In a letter to the National Association of State Directors of Special Education last June, however, the Education Department signaled a shift in its thinking on the matter. To the alarm of many in the special education community, the department said that if districts lowered their special education spending for any reason, whether or not it was because of exceptions built into the law, districts didn’t have to resume spending at the previously higher level. Instead, districts could use the lower rate of spending as their new benchmark for future special education budgeting. (“Rules Relaxed on Budget Cuts to Special Ed.,” Sept. 14, 2011.)
The letter prompted an unrelenting outpouring of criticism from special education advocates and parents, and this month, the department’s Office of Special Education said it is withdrawing last summer’s letter.
“After further review, we have determined that the level of effort that a [school district] must meet in the year after it fails to maintain effort is the level of effort that it should have met in the prior year, and not the [district’s] actual expenditures. We are, therefore, withdrawing the letter,” wrote Alexa Posny, the assistant secretary for the office of special education, and Melody Musgrove, director of the office of special education programs in an April 4 letter.
Backtracking ‘Warranted’
In a statement, Ms. Posny said, “The department takes very seriously the needs of children with disabilities and appreciates the feedback we received from interested parties on this issue. As part of our ongoing responsibilities in administering the IDEA, and upon further review, we determined that this action [withdrawing the letter] was warranted.”
The now-retracted letter said that a district “is not obligated to expend at least the amount expended in the last fiscal year for which it met the maintenance-of-effort requirement. In other words, each year’s [district] maintenance-of-effort obligation is based on the actual amount expended in the immediate prior fiscal year,” Ms. Musgrove wrote.
The new letter says the only way districts can cut spending without penalty is for the existing exceptions. One of those exceptions is when a district experiences an actual decrease in expenses, such as when an experienced, highly paid special education teacher retires or a high-needs student leaves a district.
The department’s retraction was in response in part to a letter from Kathleen B. Boundy, a co-director of the Center for Law and Education, a Boston-based advocacy and research group. She challenged the department’s position and asked that the guidance be rescinded.
“We are thrilled with this reversal. It is a tribute to all of the parents, advocates, and attorneys who worked to communicate to [the office of special education programs] and Congress about the inaccuracy of this guidance,” said Candace Cortiella, who is the director of the Advocacy Institute and runs IDEA Money Watch, which tracks special education spending under the federal law.
The backtracking may be unwelcome by other groups, however. Last year, the American Association of School Administrators heralded the department’s effort to loosen maintenance-of-effort requirements.
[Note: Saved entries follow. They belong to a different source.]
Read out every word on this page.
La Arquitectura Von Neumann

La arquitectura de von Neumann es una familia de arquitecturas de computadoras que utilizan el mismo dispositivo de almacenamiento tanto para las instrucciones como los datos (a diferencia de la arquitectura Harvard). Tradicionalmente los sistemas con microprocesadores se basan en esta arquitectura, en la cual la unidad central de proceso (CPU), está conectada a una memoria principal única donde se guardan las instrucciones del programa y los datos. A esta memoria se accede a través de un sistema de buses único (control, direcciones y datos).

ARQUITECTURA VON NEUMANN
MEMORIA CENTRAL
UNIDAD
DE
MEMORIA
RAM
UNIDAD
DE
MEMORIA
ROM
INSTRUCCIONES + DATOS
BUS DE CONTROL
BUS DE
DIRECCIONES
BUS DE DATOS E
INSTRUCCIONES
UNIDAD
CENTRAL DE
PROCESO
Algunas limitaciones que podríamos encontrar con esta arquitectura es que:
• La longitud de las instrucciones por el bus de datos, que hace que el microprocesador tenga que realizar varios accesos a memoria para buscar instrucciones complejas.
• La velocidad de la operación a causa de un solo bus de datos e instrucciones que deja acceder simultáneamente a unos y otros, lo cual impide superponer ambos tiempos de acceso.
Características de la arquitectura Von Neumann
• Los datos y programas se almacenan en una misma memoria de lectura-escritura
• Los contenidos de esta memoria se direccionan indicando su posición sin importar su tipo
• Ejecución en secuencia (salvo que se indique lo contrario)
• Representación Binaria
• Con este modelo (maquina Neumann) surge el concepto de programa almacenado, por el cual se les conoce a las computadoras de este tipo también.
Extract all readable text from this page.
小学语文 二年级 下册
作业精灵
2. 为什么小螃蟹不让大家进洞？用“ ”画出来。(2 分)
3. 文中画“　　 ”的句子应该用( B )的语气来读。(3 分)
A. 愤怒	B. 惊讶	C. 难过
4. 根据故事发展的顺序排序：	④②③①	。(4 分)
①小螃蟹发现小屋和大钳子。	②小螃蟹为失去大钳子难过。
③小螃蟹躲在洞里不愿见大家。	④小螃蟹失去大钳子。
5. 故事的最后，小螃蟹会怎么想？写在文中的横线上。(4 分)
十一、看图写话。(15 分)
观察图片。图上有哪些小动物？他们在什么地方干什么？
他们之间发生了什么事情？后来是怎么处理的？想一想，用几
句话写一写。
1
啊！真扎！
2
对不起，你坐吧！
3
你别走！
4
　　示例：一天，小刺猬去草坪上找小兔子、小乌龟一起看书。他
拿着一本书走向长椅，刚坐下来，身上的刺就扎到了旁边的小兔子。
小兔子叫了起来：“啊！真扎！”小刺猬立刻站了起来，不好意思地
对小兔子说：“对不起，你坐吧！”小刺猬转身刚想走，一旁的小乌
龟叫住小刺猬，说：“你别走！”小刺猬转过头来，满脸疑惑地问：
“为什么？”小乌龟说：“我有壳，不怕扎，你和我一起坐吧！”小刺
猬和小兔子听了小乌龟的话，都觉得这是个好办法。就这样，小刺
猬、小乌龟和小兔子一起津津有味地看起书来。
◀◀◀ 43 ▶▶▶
“Maintenance of effort is especially difficult now,” said Sasha Pudelski, the government affairs manager for the Alexandria, Va.-based AASA. Districts are working through state budget cuts and the end of federal stimulus dollars, she said. “It’s not necessarily practical in the situation we’re in now.”
As an example, she said one superintendent in Alabama hoped to maximize resources by using a bus that picks up special education students for other bus runs, too. Because the savings would decrease the amount of money spent on special education, his district would be penalized for doing so, Ms. Pudelski said.
Title I Rules
Rules about keeping spending level aren’t unique to special education. Title I, the federal program for disadvantaged students, has similar rules. But Ms. Pudelski said districts have to keep Title I spending at a minimum of 90 percent of what it was the year before, compared with a 100 percent requirement for special education. That’s the kind of flexibility special education budgets need, she said.
In Michigan, where new state laws require teachers to contribute to their health care and retirement plans, districts are able to reduce expenditures in those areas, said Jennifer Burton, the special education director in the 47,000-student Washtenaw County district, which oversees special education for the school districts within its borders.
“It looks like the budget is decreasing,” Ms. Burton said. The state is also giving districts incentives to combine positions.
“We’re consolidating things that don’t directly affect students. I understand that we don’t want to spend less on kids with disabilities. Kids need what they need,” she said. But when districts cut costs that don’t affect students’ day-to-day lives, there should be exceptions to maintenance of effort for that, she added.
At least one district in Washtenaw expects it will not be able to keep special education spending level for the next school year. The district is bracing for the loss of federal special education dollars as a result, Ms. Burton said.
For its part, the National Association of State Directors of Special Education, which triggered all of the back and forth about district special education spending rules, said it is comfortable with the Education Department’s new position.
“We understand that a lot of other folks in the disability community were upset with the [office of special education programs’] interpretation,” said Nancy Reder, the Alexandria, Va.-based group’s deputy executive director. “We think the revision makes sense.”
Whether there will be future flip-flopping on this issue remains to be seen. The Education Department’s retraction letter also said it plans to seek comments from the public on this issue.